Venture debt has been around since the 1970s, a time when a growing number of early stage companies needed computers, hardware, and other physical assets to grow their business. The challenge that these companies faced was that they often lacked the cash flows necessary to secure traditional debt financing. To get around this obstacle, a handful of lenders began offering equipment financing, which soon became known as venture leasing.

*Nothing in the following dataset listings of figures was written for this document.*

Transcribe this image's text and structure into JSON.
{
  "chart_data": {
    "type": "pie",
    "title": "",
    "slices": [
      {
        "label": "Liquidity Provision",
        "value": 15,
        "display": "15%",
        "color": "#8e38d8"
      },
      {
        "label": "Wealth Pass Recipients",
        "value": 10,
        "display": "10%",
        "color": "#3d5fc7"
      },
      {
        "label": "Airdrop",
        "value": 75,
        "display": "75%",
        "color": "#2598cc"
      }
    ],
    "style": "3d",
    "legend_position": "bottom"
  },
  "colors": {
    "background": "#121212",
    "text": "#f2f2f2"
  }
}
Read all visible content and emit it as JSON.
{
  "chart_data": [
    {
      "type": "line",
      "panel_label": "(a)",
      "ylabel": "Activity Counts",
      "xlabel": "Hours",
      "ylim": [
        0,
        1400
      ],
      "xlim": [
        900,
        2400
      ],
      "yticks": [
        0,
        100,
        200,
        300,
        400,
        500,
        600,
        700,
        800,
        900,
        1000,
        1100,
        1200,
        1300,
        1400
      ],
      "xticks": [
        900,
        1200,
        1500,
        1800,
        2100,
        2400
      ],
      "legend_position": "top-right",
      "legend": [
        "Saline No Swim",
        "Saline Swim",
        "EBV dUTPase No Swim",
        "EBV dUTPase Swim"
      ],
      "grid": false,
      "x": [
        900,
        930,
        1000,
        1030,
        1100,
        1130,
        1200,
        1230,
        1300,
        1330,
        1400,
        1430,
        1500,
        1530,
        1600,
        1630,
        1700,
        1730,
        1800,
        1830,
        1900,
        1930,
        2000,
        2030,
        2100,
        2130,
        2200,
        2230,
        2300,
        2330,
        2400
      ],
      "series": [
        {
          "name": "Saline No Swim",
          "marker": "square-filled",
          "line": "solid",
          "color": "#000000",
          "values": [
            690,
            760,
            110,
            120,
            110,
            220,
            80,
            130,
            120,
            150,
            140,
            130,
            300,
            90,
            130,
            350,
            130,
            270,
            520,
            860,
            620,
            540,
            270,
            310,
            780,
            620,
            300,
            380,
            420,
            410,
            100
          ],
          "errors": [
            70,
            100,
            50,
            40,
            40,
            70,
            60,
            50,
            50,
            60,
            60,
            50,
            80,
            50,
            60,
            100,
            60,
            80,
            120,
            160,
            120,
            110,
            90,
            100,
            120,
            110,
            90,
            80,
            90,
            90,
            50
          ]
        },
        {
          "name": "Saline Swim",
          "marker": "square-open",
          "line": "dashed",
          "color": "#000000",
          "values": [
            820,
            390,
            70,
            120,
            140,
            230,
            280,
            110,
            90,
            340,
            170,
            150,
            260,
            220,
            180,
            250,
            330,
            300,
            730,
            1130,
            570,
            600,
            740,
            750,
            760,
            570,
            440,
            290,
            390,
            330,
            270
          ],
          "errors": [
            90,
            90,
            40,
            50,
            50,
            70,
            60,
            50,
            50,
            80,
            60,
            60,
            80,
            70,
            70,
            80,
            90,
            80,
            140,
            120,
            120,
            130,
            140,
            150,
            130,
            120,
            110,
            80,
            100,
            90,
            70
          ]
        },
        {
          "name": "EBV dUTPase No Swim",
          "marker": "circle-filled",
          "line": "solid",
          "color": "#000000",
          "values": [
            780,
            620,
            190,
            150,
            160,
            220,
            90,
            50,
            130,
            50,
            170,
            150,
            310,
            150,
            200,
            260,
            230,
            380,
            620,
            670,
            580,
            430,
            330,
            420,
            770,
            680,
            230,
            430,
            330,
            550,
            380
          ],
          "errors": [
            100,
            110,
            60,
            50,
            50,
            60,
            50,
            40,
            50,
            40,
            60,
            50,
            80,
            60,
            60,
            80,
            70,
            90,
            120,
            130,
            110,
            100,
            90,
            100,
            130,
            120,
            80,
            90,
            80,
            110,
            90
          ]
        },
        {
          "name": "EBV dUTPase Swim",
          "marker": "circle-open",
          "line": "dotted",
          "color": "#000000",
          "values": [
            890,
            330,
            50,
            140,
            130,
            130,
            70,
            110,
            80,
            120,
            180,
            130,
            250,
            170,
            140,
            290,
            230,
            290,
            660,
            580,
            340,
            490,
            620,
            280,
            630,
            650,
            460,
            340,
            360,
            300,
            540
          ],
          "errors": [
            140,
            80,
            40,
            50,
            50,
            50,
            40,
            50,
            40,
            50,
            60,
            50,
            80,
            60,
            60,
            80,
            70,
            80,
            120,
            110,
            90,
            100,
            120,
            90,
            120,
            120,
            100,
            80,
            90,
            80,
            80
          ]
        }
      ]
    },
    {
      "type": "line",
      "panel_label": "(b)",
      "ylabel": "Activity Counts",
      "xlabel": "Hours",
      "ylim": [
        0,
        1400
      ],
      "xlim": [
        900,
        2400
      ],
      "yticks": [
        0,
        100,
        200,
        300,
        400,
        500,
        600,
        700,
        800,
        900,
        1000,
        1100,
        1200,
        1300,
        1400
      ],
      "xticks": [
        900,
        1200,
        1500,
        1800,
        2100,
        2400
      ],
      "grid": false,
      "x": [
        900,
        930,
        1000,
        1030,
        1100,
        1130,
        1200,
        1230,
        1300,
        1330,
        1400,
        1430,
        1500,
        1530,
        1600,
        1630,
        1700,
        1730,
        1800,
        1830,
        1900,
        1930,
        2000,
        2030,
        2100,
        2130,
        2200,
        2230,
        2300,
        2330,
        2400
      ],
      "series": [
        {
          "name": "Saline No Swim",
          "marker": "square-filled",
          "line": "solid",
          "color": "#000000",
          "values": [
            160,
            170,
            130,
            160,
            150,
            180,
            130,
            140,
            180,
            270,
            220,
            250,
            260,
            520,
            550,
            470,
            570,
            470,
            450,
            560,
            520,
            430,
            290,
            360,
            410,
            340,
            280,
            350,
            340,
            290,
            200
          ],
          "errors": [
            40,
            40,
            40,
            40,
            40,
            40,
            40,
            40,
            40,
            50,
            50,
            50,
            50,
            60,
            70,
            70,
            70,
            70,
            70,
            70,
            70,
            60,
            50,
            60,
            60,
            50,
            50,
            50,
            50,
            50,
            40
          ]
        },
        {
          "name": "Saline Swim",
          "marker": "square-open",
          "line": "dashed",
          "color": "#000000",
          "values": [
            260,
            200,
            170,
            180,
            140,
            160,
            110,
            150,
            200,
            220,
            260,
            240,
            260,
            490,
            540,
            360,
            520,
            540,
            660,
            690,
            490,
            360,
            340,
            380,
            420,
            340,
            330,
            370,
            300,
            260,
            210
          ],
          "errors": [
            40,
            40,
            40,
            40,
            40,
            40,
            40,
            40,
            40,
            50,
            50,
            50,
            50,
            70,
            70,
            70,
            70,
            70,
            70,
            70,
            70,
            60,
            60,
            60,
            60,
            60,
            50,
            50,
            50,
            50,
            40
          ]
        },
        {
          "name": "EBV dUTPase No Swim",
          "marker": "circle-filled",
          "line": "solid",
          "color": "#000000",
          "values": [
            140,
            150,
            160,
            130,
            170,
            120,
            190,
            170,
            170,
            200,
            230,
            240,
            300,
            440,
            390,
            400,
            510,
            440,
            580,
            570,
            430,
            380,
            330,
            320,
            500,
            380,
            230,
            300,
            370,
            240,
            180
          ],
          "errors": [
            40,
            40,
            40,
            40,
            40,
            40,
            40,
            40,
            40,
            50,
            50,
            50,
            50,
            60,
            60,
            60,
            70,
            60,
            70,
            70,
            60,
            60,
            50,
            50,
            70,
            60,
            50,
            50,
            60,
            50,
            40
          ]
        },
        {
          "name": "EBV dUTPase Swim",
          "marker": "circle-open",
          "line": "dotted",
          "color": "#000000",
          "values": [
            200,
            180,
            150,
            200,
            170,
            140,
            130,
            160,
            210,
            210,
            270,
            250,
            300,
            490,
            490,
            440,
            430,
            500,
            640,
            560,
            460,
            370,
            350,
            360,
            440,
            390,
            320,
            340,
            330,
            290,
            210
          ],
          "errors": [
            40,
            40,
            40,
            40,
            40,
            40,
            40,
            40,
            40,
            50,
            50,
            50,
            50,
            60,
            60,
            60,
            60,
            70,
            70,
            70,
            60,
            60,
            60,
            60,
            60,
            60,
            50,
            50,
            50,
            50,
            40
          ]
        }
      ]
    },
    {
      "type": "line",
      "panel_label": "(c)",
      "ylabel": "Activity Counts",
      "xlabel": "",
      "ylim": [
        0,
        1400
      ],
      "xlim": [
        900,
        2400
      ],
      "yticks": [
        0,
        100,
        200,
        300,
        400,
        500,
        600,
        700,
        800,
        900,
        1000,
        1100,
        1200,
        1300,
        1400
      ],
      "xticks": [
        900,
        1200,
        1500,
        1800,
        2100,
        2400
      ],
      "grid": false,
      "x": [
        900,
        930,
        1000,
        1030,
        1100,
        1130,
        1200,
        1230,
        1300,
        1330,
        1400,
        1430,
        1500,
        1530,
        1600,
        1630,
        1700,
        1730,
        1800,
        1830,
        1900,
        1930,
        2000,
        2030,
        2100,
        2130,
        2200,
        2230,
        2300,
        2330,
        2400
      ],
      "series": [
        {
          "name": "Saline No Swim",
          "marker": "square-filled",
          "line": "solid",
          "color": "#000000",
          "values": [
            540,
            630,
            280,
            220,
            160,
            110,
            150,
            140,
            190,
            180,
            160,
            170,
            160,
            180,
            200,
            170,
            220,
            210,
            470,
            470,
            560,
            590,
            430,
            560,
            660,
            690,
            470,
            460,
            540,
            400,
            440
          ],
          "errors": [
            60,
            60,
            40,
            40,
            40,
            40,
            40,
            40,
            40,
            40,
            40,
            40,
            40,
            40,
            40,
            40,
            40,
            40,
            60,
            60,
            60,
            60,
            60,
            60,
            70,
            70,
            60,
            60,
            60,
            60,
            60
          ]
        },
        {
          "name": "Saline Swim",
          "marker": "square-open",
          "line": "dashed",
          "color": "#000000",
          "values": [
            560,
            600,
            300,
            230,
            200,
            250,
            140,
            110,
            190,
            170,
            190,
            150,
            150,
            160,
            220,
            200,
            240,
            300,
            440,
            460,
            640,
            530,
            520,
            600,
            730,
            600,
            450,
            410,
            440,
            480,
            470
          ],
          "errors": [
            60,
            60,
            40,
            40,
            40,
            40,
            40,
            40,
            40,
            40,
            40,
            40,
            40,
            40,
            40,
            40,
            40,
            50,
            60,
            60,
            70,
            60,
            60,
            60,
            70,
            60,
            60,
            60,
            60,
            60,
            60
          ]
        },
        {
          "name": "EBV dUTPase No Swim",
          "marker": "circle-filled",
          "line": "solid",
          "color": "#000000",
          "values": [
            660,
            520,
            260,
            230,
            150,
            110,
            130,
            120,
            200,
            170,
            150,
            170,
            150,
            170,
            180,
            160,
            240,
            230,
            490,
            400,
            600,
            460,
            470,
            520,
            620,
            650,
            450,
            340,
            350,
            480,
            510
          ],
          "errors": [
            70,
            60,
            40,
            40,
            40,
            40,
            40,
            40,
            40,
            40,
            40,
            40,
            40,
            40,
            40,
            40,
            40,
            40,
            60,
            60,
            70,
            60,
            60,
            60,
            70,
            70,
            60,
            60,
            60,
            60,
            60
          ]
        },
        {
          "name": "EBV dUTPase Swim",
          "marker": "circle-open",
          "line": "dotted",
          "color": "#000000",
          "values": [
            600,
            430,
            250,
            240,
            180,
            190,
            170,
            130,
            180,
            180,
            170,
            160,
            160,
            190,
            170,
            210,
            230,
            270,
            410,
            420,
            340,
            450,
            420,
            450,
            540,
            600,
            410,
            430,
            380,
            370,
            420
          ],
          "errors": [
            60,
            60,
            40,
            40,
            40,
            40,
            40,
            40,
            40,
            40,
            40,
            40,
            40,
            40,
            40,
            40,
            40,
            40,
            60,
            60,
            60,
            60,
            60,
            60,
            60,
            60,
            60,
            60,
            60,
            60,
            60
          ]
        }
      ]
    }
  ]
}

In the 1980s and early 1990s, Silicon Valley Bank (SVB) and a few other banks and boutique leasing firms arrived on the scene and expanded on venture leasing using a simple model. They began providing loans to startups that, while still light on cash flows, were generally heavy on IT equipment, provided that they were backed by reputable venture capital firms. Typically, they would secure those loans against the specific equipment being financed, assuming that existing equity investors would act as a backstop by continuing to fund the companies in future equity rounds. Not only that, the lenders were also careful to structure their loans to complement whatever equity the borrowers had already taken. 

From venture leasing to venture debt

Fast forward to the dotcom boom in the mid to late 1990s, and venture leasing really began to take off. As more and more tech companies started reaching astronomical valuations, a growing number of lenders decided to enter the market with a clear value proposition for prospective borrowers. Not only were they prepared to provide the debt financing that traditional banks weren’t comfortable offering, they would also help borrowers avoid the dilution they would otherwise suffer if they were completely equity financed.

Unfortunately, the challenge that many of these early venture debt lenders faced was that they didn’t know how to properly structure or underwrite these types of loans. That meant that they had to figure out how best to assess risk as they went. As a result, venture debt was often a disorganized and volatile form of lending. Plus, venture debt lenders could be aggressive, often demanding warrants of 8 to 12 percent of the total facility amount, which made the product relatively expensive. For any borrower looking to work with these lenders, it was often like navigating the Wild West. Not surprisingly, when the dotcom bubble finally burst, many venture debt lenders went under. 

In the years that followed, the industry began to migrate to enterprise value loans, (i.e., loans that are secured by all of the borrower’s assets and not just their IT equipment), thus beginning the shift from venture leasing to venture debt. One of the big reasons for this shift was the emergence of application service providers, and later SaaS (software as a service) and cloud computing, which dramatically changed the cost equation for building and operating software, while also making their revenues and business models more predictable. 

Attracted by the opportunity to work with these higher-quality businesses, venture debt lenders began popping up around the United States and overseas.

Venture debt matures

It wasn’t until after the global financial crisis in 2008 that the modern venture debt market we know today began to emerge. An array of new market entrants created competition, which had the effect of raising the overall sophistication of the market. Over time, brokers also entered the market, which had a network effect and resulted in the further professionalization of the industry. 

As a result, venture debt lenders began acting more like traditional lenders by, for example, only offering terms that were market, and starting to care more about their reputation in the industry. Eventually, venture debt began to mirror asset-based and middle-market lending and became known for its clean and predictable underwriting process and for creating deals that truly benefit borrowers. Over time, the industry has also become far more specialized with sub-verticals (such as healthcare and technology) with dedicated teams, and different types of loans and credit policies to serve these sub-verticals.

Today, venture debt represents between 10 and 15 percent of the total venture market. The number of lenders has also increased significantly, which makes choosing the right debt lender increasingly important. Experienced lenders that have a longer track record of successfully underwriting and pricing transactions are the ones best positioned to structure mutually beneficial deals that deliver the business outcomes today’s borrowers seek.

Of course, the best venture debt lenders don’t just provide capital or help you avoid dilution. They’re also true partners who support borrowers by helping to facilitate additional financing, and making introductions to investment banks and strategic and financial buyers for potential M&A events. Increasingly, the best lenders are also using sophisticated analytics to help tech companies analyze their business and achieve better financial results.

Picking the right partner for the future

Over the course of many years, venture debt has become a proven and predictable source of capital for many healthcare and technology companies. Today, it’s a financing option that founders and CEOs should consider almost any time that they’re raising capital. 

It’s important to note that the number of firms offering venture debt solutions has grown considerably over the last 20 years. As such, borrowers need to take care to partner with those that truly understand their industry and have been operating in this space for a long time.  Finding a firm that takes the time to understand a business prior to lending, and that has the experience to draw upon during challenging times like these, will be crucial to the ultimate success of any venture debt financing relationship.